Une finaliste à l'élection présidentielle qui, à la toute fin d'un débat télévisé, balance une question anodine sur un supposé compte bancaire aux Bahamas que posséderait son adversaire, «fake news» qui vient de naître sur les réseaux sociaux par des comptes authentifiés experts en complotisme. L'important responsable d'un parti d'extrême droite qui tweete, vingt minutes avant l'interdiction faite aux partis politiques de s'exprimer, des insinuations concernant la mise en ligne de mails piratés d'En marche. Ce même responsable qui continue de retweeter sciemment des faux grossiers sur les réseaux sociaux, malgré les preuves de l'imposture apportées. Un militant de l'ultra-droite américaine qui organise depuis les Etats-Unis la circulation de pseudo-informations issues d'une manipulation.
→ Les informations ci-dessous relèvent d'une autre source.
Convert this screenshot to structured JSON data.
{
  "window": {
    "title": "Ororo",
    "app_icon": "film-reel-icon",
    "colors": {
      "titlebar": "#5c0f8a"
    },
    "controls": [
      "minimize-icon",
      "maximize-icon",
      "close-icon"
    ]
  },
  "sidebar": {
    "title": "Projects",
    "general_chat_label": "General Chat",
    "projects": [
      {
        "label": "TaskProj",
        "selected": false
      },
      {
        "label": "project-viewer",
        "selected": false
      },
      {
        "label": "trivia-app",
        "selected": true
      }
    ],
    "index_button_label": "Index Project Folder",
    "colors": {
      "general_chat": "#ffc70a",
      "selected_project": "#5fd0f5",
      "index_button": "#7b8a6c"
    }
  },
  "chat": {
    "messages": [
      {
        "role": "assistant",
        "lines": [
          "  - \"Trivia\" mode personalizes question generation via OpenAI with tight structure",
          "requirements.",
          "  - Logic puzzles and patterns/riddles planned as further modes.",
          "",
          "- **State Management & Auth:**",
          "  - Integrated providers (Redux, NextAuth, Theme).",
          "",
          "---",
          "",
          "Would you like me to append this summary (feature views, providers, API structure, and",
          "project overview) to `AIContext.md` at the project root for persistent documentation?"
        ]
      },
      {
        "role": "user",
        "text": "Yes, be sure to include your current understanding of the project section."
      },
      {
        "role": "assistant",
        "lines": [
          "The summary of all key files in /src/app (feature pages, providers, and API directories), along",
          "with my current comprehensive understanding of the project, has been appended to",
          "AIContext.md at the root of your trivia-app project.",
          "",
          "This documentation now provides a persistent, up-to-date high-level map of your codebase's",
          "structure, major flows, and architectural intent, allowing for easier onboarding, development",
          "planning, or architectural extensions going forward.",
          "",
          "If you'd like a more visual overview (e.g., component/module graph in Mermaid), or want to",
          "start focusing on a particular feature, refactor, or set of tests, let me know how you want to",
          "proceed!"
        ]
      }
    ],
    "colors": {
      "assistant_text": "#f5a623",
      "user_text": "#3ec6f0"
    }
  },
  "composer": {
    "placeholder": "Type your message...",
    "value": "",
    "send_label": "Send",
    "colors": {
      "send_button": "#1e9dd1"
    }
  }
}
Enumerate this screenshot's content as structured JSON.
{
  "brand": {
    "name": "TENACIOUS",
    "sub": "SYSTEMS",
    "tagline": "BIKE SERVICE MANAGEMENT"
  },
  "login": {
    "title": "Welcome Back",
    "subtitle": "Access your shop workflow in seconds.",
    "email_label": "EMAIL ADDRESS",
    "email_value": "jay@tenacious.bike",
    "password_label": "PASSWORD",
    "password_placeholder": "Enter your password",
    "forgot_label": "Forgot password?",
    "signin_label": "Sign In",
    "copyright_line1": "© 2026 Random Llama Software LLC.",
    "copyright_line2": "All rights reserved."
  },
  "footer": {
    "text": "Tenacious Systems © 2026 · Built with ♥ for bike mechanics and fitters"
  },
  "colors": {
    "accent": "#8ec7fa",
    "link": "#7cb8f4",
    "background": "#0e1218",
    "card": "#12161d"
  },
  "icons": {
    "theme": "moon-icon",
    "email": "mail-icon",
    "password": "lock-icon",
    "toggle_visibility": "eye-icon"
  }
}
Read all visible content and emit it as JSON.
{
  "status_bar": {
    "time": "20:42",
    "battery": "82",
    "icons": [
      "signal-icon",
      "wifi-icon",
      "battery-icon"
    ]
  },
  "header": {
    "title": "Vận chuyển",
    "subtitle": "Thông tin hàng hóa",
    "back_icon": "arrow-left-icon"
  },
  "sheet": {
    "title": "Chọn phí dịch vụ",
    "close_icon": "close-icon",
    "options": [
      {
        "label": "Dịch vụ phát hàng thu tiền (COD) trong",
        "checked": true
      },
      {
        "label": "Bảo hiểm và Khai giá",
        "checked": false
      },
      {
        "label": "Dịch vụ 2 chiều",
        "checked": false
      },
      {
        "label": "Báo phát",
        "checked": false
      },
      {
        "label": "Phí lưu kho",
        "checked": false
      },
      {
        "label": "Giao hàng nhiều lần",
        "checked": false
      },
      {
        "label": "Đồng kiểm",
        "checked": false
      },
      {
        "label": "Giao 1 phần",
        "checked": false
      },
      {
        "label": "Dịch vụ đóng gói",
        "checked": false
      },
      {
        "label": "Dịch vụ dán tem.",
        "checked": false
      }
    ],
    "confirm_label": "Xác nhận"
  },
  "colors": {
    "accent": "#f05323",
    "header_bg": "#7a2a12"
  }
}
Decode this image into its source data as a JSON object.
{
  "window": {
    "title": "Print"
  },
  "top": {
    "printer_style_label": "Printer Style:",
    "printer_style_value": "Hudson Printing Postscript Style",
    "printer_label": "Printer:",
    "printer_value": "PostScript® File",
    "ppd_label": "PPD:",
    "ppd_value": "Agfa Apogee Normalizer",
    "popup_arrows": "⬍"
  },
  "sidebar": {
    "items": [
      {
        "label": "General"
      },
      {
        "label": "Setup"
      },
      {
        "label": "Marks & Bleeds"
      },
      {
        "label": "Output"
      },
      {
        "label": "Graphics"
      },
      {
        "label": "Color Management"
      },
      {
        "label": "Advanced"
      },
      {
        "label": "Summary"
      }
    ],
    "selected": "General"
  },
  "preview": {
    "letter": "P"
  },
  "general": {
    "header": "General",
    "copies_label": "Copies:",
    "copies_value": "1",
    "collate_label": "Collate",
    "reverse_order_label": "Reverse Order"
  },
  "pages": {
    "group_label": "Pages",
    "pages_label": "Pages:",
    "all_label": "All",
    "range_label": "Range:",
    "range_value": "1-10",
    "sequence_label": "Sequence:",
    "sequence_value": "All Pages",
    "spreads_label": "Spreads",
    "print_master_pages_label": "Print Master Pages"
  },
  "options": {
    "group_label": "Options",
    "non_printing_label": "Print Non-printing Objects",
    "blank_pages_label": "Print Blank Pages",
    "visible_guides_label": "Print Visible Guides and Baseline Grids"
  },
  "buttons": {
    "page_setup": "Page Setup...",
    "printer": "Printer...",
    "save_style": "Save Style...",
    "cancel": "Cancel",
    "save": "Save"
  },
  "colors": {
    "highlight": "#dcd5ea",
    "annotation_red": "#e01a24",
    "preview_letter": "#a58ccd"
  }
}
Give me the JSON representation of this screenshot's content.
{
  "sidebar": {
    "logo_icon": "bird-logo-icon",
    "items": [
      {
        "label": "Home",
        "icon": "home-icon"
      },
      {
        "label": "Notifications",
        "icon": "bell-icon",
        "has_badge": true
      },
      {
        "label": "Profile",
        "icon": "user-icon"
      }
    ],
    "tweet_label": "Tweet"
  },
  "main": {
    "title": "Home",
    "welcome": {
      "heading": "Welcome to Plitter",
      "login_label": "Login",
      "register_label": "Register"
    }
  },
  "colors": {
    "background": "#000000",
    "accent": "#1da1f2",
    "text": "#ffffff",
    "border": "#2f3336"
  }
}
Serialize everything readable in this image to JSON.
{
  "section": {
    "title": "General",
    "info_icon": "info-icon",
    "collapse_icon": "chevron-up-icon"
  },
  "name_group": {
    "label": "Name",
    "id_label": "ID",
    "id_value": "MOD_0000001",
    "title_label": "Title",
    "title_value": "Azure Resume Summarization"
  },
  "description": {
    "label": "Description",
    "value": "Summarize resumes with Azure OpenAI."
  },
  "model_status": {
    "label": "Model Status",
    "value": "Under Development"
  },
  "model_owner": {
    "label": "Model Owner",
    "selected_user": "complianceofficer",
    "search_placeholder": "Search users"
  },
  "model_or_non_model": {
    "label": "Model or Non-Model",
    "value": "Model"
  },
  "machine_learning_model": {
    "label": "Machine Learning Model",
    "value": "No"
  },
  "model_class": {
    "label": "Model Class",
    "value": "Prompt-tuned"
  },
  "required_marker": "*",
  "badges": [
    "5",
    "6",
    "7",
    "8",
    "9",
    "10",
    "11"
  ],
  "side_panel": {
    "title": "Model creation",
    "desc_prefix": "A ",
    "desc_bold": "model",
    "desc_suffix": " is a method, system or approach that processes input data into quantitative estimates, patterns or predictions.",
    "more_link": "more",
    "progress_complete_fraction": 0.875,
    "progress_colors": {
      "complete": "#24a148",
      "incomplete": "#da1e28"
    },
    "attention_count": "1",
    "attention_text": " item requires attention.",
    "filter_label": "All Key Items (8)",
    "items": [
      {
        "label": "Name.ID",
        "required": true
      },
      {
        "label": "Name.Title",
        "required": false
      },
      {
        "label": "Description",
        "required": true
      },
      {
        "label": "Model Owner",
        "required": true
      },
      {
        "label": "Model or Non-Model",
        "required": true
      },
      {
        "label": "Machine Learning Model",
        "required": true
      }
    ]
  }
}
Et qui demande même à être entendu pour le Parlement français pour lui faire part de pseudo-révélations qui semblent avoir autant d'intérêt qu'une notice pour monter des meubles suédois.
Non, nous ne rêvons pas. Voilà le genre de choses qui se produisent désormais juste avant et même pendant ce qu'on appelle la trêve électorale, période de réserve durant laquelle on est censé foutre la paix aux électeurs et leur parler de l'Eurovision – un autre concours tout aussi important paraît-il. Trêve aujourd'hui complètement dépassée à l'heure d'Internet, de la multiplication des canaux d'information mais aussi au moment où l'extrême droite détourne la liberté et les outils de la démocratie pour les retourner contre elle et s'emparer du pouvoir. Alors que l'hypocrisie règne toujours sur la question des sondages qui circulent malgré les interdictions mises en place, la situation est la même en ce qui concerne toutes ces tentatives de manipulation de dernière minute.
Après la fuite organisée des mails d'En marche vendredi soir, la Commission nationale de contrôle de la campagne électorale a conseillé samedi matin aux médias et aux citoyens, «de ne pas relayer ces contenus» sur les réseaux sociaux et «à faire preuve d'esprit de responsabilité». Comme si Libération allait s'amuser à publier les documents de cette fuite au mépris de toute éthique journalistique. Au fond, elle nous demande quand même de ne pas faire notre travail afin de donner l'illusion de respecter une loi obsolète, alors que de leur côté, les spécialistes de la désinformation exploitent à fond cette période pour diffuser en masse leur propagande. Pour nous, la réponse est claire : nous ne baisserons pas la garde. Car nous ne brisons aucune trêve quand il s'agit de dénoncer et de déconstruire de telles manips dont le but est de fausser les règles du jeu démocratique. Il serait même criminel de nous taire et de laisser le champ libre à tous ceux qui connaissent bien les rouages de la contamination numérique au profit d'autres qui comptent en profiter tout en donnant l'illusion de respecter la loi.
Tout cela laisse augurer de ce qui passera pour toute prochaine campagne électorale. Sans compter les risques de manipulation liés à la circulation sous le manteau de sondages interdits en période de trêve. Il serait temps que notre législation prenne aussi la mesure de tous ces nouveaux enjeux et des risques de laisser se développer de telles tentatives de déstabilisation. Il suffit de voir aujourd’hui comment certains utilisent la liberté offerte par la démocratie pour imaginer ce qu’ils en feront une fois au pouvoir.